Она вышла из комнаты. Я была идиоткой, говорила себе Дороти, никогда не следовало соглашаться жить с ним вместе, но она тогда любила его, безумно, страстно, даже сейчас она все еще привязана к нему.
Он был так робок, мягок, что, может быть, она влюбилась в него поэтому. Может быть. Очень уж он сильно отличался от грубого, наглого Дэйли.
Она была несчастна. Добившись признания на сцене, став знаменитой актрисой, она была лишена того, к чему стремилась всей душой — спокойной и надежной семейной жизни. Она прекрасно понимала, почему Грейс всегда мечтала видеть ее замужем.
Если бы Ричард женился на ней, если бы она действительно стала его женой и дети получили имя, она была бы счастлива.

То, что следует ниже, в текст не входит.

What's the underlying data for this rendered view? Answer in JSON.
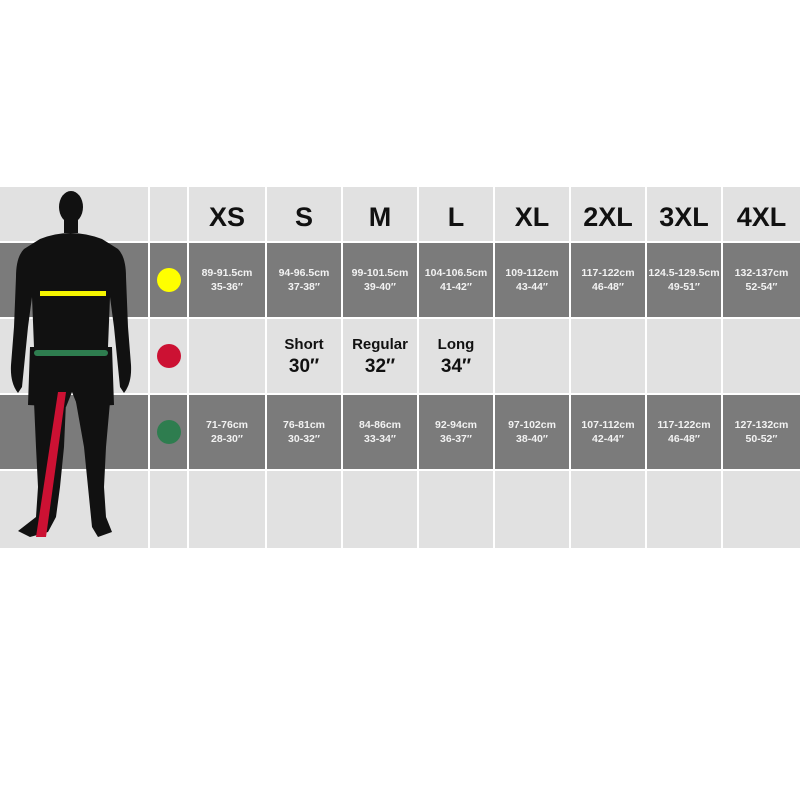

Она смогла бы принимать все выпады этой «очень респектабельной» Сары Сиддонс, которая никогда не упускала случая напомнить ей, что не только как актриса стоит несравненно выше, но и в частной жизни безупречна.
Жизнь не баловала Дороти — одной рукой давала, другой — отбирала.
Придя в театр, она застала Кембла, ожидавшего ее, в страшном волнении.
— Я опасался, что сегодня — один из тех вечеров, когда вы не расположены играть.
— Я совершенно здорова, — ответила она.
— Я знаю это. Но все же я думал...
Она быстро его остановила.
— В чем дело?
— Вы немного опоздали.
— Я буду на сцене вовремя, не волнуйтесь.
— Надеюсь. У нас сегодня гость из королевской семьи.
— Да? И кто же?
— Его Высочество герцог Кларенс.
Дороти почувствовала разочарование: она надеялась, что пришел принц Уэльский, а когда он был в театре, спектакли превращались в настоящие праздники.
Она прошла в свою гардеробную и, одеваясь, продолжала думать о Ричарде, о его безволии и упрямстве, ее чувства к нему так перепутались, что разбираться в них было очень трудно.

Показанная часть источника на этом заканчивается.